The Bayesian begins with subjective prior probabilities expressing his or her degree of belief in the hypotheses, namely p(H1) and p(H2), two non-negative numbers which (in the simplified case we consider, which has only two hypotheses) sum to 1.0.

On observing the data, the Bayesian revises those subjective probabilities, replacing his or her prior probabilities with posterior probabilities; in particular, replacing p(H1) with p(H1|data) and replacing p(H2) with p(H2|data).
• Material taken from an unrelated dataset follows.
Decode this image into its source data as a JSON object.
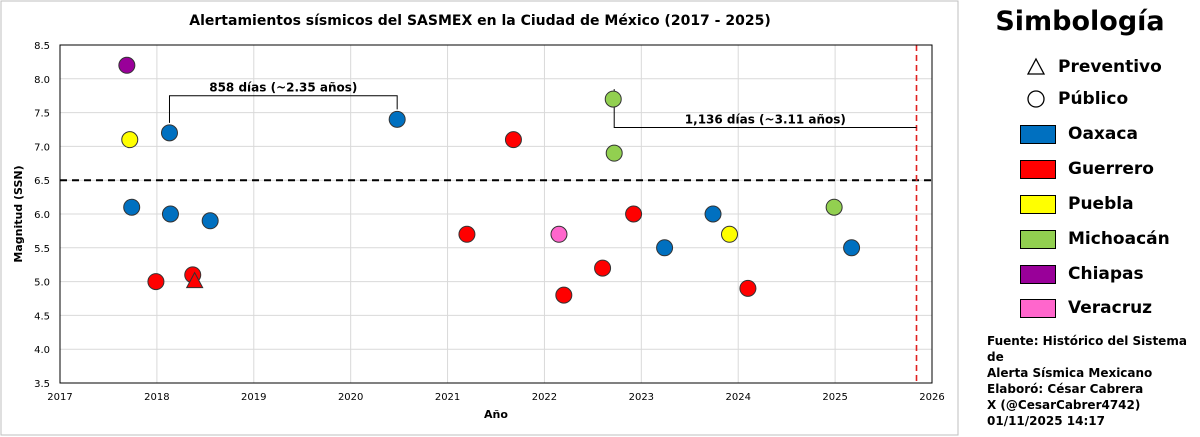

Bayes' Rule tells how to calculate the appropriate revised subjective probabilities.

In case the data happened to have the outcome D1, these revisions would be:

p(H1|D1) = p(D1|H1) x p(H1) / denom
p(H2|D1) = p(D1|H2) x p(H2) / denom
where denom = whatever needed to make the posterior (revised) probabilities sum to 1.0, namely
denom = p(D1|H1) x p(H1) + p(D1|H2) x p(H2)

Bayesians are noncommital as to where the prior probabilities come from, and different Bayesians may bring different sets of priors to the same problem.
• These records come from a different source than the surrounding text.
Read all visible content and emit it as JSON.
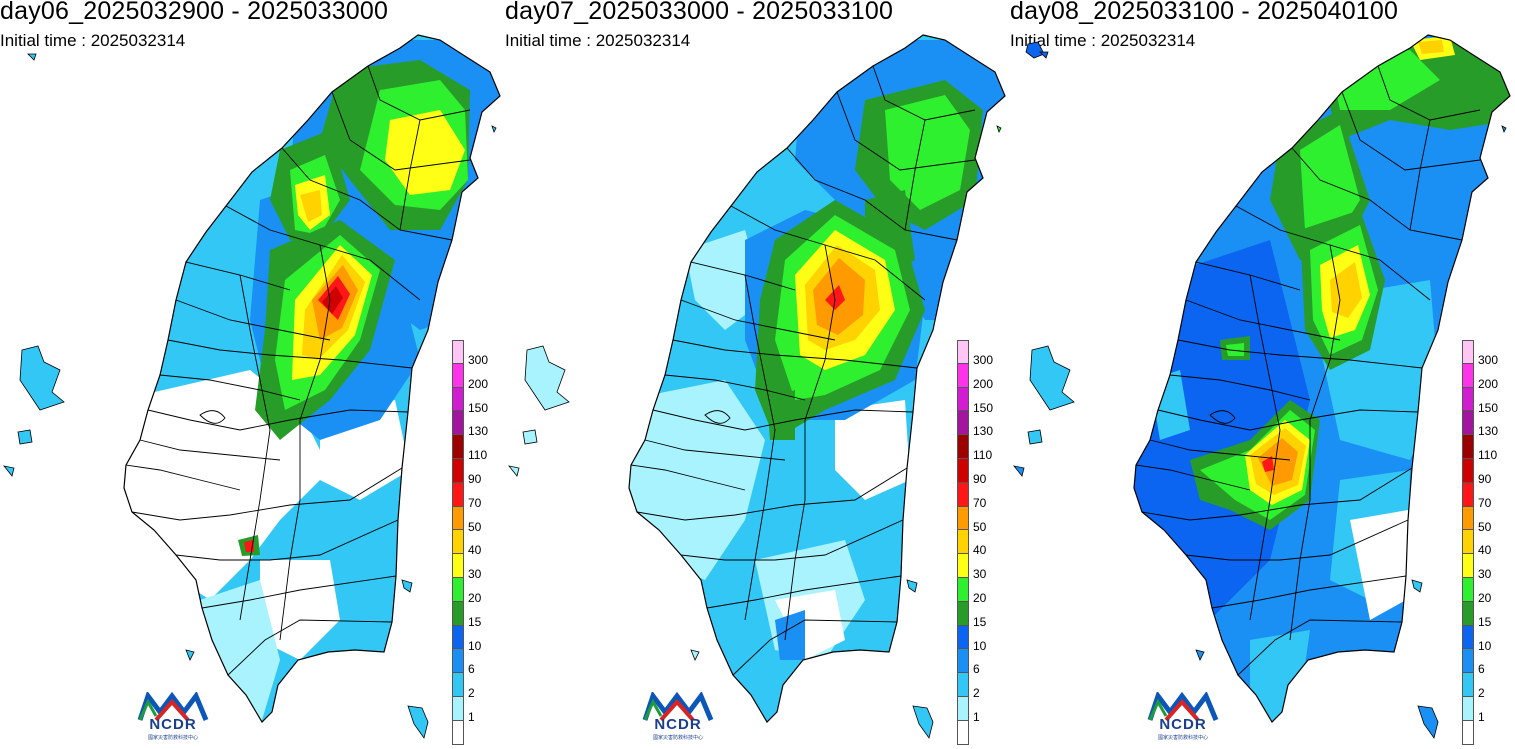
{
  "legend": {
    "levels": [
      {
        "label": "300",
        "color": "#ffc6f5"
      },
      {
        "label": "200",
        "color": "#ff33ea"
      },
      {
        "label": "150",
        "color": "#d21cd2"
      },
      {
        "label": "130",
        "color": "#a3159e"
      },
      {
        "label": "110",
        "color": "#9c0000"
      },
      {
        "label": "90",
        "color": "#cf0000"
      },
      {
        "label": "70",
        "color": "#ff1717"
      },
      {
        "label": "50",
        "color": "#ff9a00"
      },
      {
        "label": "40",
        "color": "#ffd200"
      },
      {
        "label": "30",
        "color": "#ffff15"
      },
      {
        "label": "20",
        "color": "#2ff02f"
      },
      {
        "label": "15",
        "color": "#289c28"
      },
      {
        "label": "10",
        "color": "#0b65f0"
      },
      {
        "label": "6",
        "color": "#1a90f5"
      },
      {
        "label": "2",
        "color": "#33c7f5"
      },
      {
        "label": "1",
        "color": "#a9f3ff"
      },
      {
        "label": "",
        "color": "#ffffff"
      }
    ]
  },
  "logo": {
    "text": "NCDR",
    "subtitle": "國家災害防救科技中心"
  },
  "panels": [
    {
      "title": "day06_2025032900 - 2025033000",
      "initial_time": "Initial time : 2025032314",
      "dominant": [
        "#33c7f5",
        "#1a90f5",
        "#2ff02f",
        "#ffff15",
        "#ff9a00",
        "#cf0000"
      ]
    },
    {
      "title": "day07_2025033000 - 2025033100",
      "initial_time": "Initial time : 2025032314",
      "dominant": [
        "#a9f3ff",
        "#33c7f5",
        "#1a90f5",
        "#2ff02f",
        "#ffff15",
        "#ff9a00",
        "#ff1717"
      ]
    },
    {
      "title": "day08_2025033100 - 2025040100",
      "initial_time": "Initial time : 2025032314",
      "dominant": [
        "#33c7f5",
        "#1a90f5",
        "#0b65f0",
        "#289c28",
        "#2ff02f",
        "#ffff15",
        "#ff9a00",
        "#ff1717"
      ]
    }
  ]
}
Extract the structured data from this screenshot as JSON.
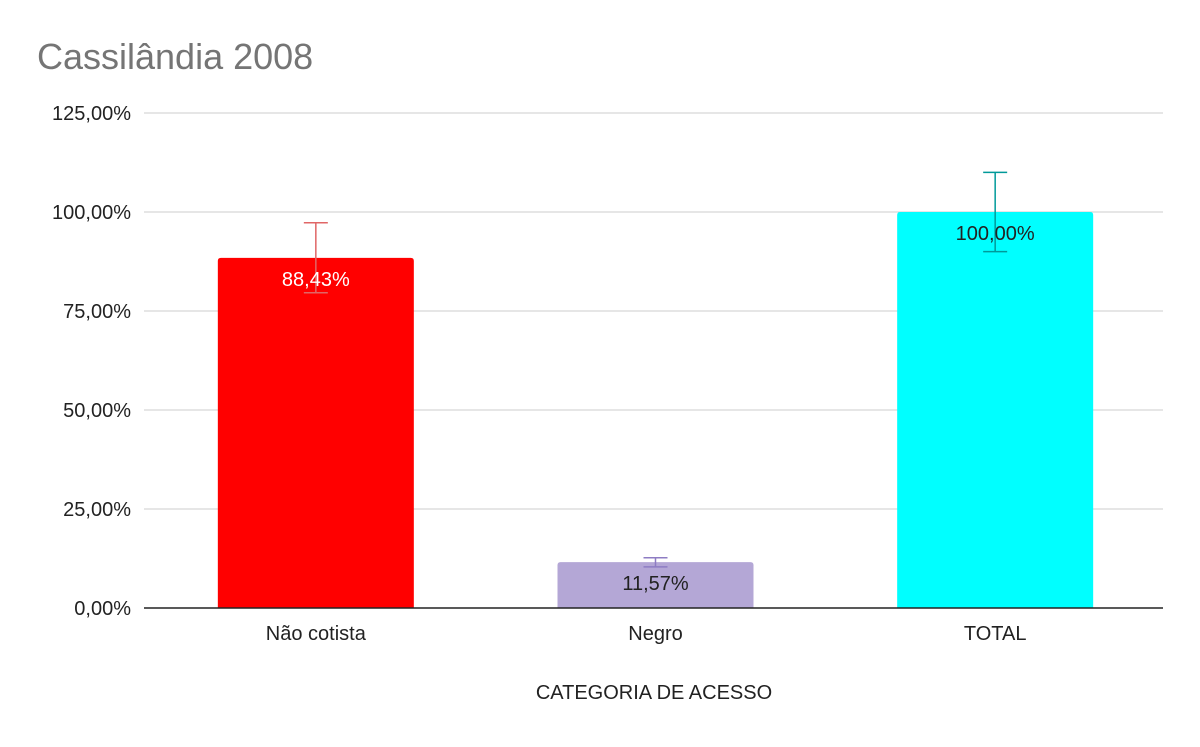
{
  "chart_data": {
    "type": "bar",
    "title": "Cassilândia 2008",
    "xlabel": "CATEGORIA DE ACESSO",
    "ylabel": "",
    "ylim": [
      0,
      125
    ],
    "yticks": [
      "0,00%",
      "25,00%",
      "50,00%",
      "75,00%",
      "100,00%",
      "125,00%"
    ],
    "ytick_values": [
      0,
      25,
      50,
      75,
      100,
      125
    ],
    "grid": true,
    "legend": "none",
    "categories": [
      "Não cotista",
      "Negro",
      "TOTAL"
    ],
    "values": [
      88.43,
      11.57,
      100.0
    ],
    "data_labels": [
      "88,43%",
      "11,57%",
      "100,00%"
    ],
    "error_bars": [
      {
        "low": 79.6,
        "high": 97.3
      },
      {
        "low": 10.4,
        "high": 12.7
      },
      {
        "low": 90.0,
        "high": 110.0
      }
    ],
    "colors": {
      "bars": [
        "#ff0000",
        "#b4a7d6",
        "#00ffff"
      ],
      "error_bars": [
        "#e06666",
        "#8e7cc3",
        "#009999"
      ],
      "data_labels": [
        "#ffffff",
        "#222222",
        "#222222"
      ],
      "title": "#757575",
      "text": "#222222",
      "grid": "#cccccc",
      "axis": "#222222"
    }
  }
}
A probability distribution for a set of competing hypotheses is called diffuse if the various hypotheses (two in our example) are given nearly equal values, and is called informative if some hypotheses are given much higher probabilities than others.

Data may also be informative or not, depending on whether some particular outcomes are much more probable under some hypotheses than under other hypotheses. If the data are relatively informative, compared to the priors, the posterior probabilities will depend mainly on the data, and the Bayesian will reach conclusions similar to those of a frequentist.

References:

Berk, Richard A., Bruce Western, and Robert E. Weiss. 1995. "Statistical Inference for Apparent Populations." Sociological Methodology 25: 421-458. [With discussions by: Kenneth A. Bollen; Glenn Firebaugh; Donald B. Rubin; and Reply by Berk, Western, and Weiss.]

Ortiz, Vilma. 1996. "The Mexican-Origin Population: Permanent Working Class or Emerging Middle Class?" Chapter 9, pp. 247-277, in Waldinger and Bozorghmer 1996.

Waldinger, Roger, and Medhi Bozorghmer, eds. 1996. Ethnic Los Angeles. New York: Russell Sage Foundation.